Procédure devant la Cour :
Par une requête, enregistrée le 21 juin 2019, le préfet de la Seine-Saint-Denis demande à la Cour :
1°) d'annuler ce jugement du Tribunal administratif de Paris du 21 mai 2019 ;
2°) de rejeter la demande présentée par M. A... devant le Tribunal administratif de Paris.
Il soutient que :
- c'est à tort que le tribunal administratif a fait droit au moyen tiré d'un vice de procédure en retenant qu'il ne serait pas établi qu'un avis aurait été émis par le collège des médecins de l'office français de l'immigration et de l'intégration (OFII) ;
- les autres moyens soulevés par M. A... devant le tribunal administratif ne sont pas fondés.
Par un mémoire en défense, enregistré le 18 août 2019, M. A..., représenté par Me B..., conclut au rejet de la requête, et à ce que le versement d'une somme de 1 000 euros soit mis à la charge de l'Etat sur le fondement de l'article L. 761-1 du code de justice administrative.
Il soutient que les moyens de la requête ne sont pas fondés.
Vu les autres pièces du dossier.
Vu :
- la convention européenne de sauvegarde des droits de l'homme et des libertés fondamentales ;
- la charte des droits fondamentaux de l'Union européenne ;
- le code de l'entrée et du séjour des étrangers et du droit d'asile ;
- l'arrêté du 27 décembre 2016 relatif aux conditions d'établissement et de transmission des certificats médicaux, rapports médicaux et avis mentionnés aux articles R. 313-22, R. 313-23 et R. 511-1 du code de l'entrée et du séjour des étrangers et du droit d'asile ;
- le code de justice administrative.
Le président de la formation de jugement a dispensé le rapporteur public, sur sa proposition, de prononcer des conclusions à l'audience.
Les parties ont été régulièrement averties du jour de l'audience.

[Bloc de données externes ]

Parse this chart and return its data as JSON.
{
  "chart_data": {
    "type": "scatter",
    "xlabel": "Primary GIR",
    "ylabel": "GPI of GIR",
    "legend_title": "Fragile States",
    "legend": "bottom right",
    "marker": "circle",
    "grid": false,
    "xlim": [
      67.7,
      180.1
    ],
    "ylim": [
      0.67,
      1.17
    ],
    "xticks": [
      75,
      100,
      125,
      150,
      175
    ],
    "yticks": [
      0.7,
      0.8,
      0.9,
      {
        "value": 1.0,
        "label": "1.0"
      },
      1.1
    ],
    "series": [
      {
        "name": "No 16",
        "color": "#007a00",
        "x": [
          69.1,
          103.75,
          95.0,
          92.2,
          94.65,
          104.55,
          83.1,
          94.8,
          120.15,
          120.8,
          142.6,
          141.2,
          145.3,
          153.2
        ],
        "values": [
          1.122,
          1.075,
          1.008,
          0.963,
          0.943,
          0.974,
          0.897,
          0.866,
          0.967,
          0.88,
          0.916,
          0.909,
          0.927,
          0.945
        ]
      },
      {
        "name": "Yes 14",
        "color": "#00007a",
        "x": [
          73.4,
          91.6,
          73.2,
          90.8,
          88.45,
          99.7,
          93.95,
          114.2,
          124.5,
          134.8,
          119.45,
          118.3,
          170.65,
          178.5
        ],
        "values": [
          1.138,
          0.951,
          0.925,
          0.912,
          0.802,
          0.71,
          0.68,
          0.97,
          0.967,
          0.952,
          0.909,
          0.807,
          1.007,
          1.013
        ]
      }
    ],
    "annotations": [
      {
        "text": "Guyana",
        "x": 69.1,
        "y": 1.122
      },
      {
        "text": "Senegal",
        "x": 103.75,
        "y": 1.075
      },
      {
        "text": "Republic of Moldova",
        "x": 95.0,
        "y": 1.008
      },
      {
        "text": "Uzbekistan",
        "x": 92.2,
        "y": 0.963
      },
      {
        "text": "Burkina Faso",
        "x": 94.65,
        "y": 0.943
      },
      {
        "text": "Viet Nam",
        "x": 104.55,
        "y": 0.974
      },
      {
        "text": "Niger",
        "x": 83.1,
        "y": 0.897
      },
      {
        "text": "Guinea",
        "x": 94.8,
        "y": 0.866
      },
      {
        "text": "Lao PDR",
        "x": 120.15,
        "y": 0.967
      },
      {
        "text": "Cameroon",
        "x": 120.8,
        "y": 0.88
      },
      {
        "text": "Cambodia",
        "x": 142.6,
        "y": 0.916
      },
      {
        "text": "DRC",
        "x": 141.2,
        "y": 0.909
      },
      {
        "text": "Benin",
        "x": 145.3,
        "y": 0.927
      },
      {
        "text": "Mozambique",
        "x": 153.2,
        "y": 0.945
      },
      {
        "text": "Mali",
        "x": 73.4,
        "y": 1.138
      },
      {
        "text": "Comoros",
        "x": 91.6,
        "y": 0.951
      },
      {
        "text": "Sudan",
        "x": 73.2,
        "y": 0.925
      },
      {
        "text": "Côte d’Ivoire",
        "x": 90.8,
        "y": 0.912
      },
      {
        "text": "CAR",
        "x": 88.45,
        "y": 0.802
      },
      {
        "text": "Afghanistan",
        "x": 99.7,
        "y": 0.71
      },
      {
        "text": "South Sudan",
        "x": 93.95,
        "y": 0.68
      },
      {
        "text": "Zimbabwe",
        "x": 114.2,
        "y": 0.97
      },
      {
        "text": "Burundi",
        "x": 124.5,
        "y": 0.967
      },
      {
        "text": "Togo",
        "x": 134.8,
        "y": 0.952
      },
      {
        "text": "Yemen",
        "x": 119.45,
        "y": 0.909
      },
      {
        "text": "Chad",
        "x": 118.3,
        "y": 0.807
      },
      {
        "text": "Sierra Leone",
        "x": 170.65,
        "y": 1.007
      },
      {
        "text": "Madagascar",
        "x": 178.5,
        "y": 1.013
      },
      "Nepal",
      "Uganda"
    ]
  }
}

Le rapport de M. C... a été entendu au cours de l'audience publique.
Considérant ce qui suit :
1. M. A..., ressortissant bangladais, né le 20 février 1985, entré en France le 21 octobre 2013 selon ses déclarations, a sollicité le 18 septembre 2017 auprès de la préfecture de la Seine-Saint-Denis la délivrance d'un titre de séjour portant la mention " vie privée et familiale " sur le fondement du 11°) de l'article L. 313-11 du code de l'entrée et du séjour des étrangers et du droit d'asile. Il a demandé au Tribunal administratif de Paris d'annuler l'arrêté du 21 janvier 2019 par lequel le préfet de la Seine-Saint-Denis a refusé de lui délivrer le titre de séjour sollicité, l'a obligé à quitter le territoire français et a prononcé à son encontre une interdiction de retour sur le territoire français d'une durée de deux ans. Le préfet de la Seine-Saint-Denis fait appel du jugement du 21 mai 2019 par lequel le tribunal administratif a annulé cet arrêté.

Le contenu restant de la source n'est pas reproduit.